The evening began with Cohen asking congressman Baird, who traveled to Gaza shortly after Cast Lead, to compare what he saw there personally to what he read in the report upon his return. Baird was eloquent and heartfelt in speaking about his decision to visit Gaza, his observations of the destruction there of homes, schools, hospitals, factories, in many cases after the areas were fully secured by the IDF, and that the Goldstone Report is very consistent with what he saw and learned there, including its charges against Hamas for its own crimes, establishing it as a balanced view of the conflict. Baird went on to say that no one on Capitol Hill was the least bit interested in hearing about his experiences there before voting on the resolution to not accept Goldstone, and furthermore to ban any further consideration of it. Said Baird, “member after member after member went down to the floor to vote on a report they’d never read on a place they’d never been.”

Moving on to Rep. Weiner, moderator Cohen asked him to explain how he came to his view that the report was illegitimate and biased against Israel. Weiner said that first of all the organization that commissioned the report (The United Nations) was determinately anti-Israel. Weiner moved off the topic to defend the devastation of Gaza as being the inevitably ugly result of war, saying that war is a bad messy thing and, “any time armaments are exchanged there is destruction.” He revisited this point many times over the course of the evening, as if motives and proportionality was a non-issue. At this point Weiner chose to laud Israel for being an “open Democracy” which conducts self-investigation when questions of its conduct are raised. No one challenged him on this last point, which was a sadly missed opportunity. The U.S. also conducts self-investigations and repeatedly finds itself justified in its actions, offering nothing more than apologies to victims if unable to slink out of responsibility, saying in-effect “it was a regrettable mistake.” Weiner expects us to believe that the same Israeli regime that would conduct an illegal occupation and attempts at ethnic cleansing should be trusted to do their own investigating and that international scrutiny, including that made by the countries that arm it, are unnecessary. Baird rebutted Weiner’s argument about bias, pointing out that not only did the Report also take Hamas to task for its own crimes, it walked though mountains of objective evidence. Baird made an impassioned statement that not only were Israel’s actions illegal, but also strategically foolish because if they desire peace they aren’t going to make many friends doing things like this.

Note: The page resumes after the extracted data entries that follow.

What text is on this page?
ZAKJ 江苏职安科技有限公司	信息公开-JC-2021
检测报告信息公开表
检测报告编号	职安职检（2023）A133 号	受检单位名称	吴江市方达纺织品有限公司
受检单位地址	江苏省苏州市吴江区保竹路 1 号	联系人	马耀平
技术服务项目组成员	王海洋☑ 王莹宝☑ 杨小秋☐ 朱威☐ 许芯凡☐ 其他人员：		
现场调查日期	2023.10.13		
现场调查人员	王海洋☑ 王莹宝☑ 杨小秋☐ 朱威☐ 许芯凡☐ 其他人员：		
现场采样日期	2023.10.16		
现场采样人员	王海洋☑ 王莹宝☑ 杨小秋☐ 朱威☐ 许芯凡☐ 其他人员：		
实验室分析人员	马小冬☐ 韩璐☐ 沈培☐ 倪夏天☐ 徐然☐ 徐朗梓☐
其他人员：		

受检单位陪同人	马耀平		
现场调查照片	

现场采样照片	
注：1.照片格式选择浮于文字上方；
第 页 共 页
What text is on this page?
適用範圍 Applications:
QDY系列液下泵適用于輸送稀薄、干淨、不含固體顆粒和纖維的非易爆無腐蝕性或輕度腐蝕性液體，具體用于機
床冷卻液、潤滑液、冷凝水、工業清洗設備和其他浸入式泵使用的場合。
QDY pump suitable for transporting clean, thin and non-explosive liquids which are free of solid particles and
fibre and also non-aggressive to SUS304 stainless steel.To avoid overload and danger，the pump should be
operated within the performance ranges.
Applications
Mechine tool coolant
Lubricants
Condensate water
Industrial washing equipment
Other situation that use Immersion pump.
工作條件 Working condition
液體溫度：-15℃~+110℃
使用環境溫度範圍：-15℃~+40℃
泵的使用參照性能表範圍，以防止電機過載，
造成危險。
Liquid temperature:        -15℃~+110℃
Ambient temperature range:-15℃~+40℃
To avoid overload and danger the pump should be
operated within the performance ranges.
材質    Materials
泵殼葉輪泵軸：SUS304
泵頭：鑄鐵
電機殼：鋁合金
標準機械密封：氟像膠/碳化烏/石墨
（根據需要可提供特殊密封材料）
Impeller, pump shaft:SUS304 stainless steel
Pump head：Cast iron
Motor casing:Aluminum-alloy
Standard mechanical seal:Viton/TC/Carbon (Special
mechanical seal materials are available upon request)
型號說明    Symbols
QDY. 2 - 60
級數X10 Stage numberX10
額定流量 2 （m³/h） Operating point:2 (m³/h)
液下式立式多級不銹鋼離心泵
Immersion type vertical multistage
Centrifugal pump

Weiner further justified Cast Lead by pointing out that there were more than 130,000 phone calls made to Gaza, and numerous leaflets dropped on them, to warn that a military operation was coming, so they were given fair warning. Weiner seemed to not care that these Gaza residents have nowhere to go, being mostly confined to the tiny territory, and that even if they could leave, the destruction of their homes doesn’t become more just simply because they were told in advance that they could expect it.

At many points Weiner made statements that contradicted his earlier assertions. At one point he made enthusiastic statements about the Egyptian revolution, praising the desires of its young people for democracy and human rights, but earlier in the debate he used the Egyptian participation in the blockade of Gaza as proof that Israel isn’t the only one who think the Gazans are dangerous, so we shouldn’t be so focused on Israel as a culprit. Does Weiner think that the actions of a dictatorship he now vilifies are something to hold up as proof of his beliefs?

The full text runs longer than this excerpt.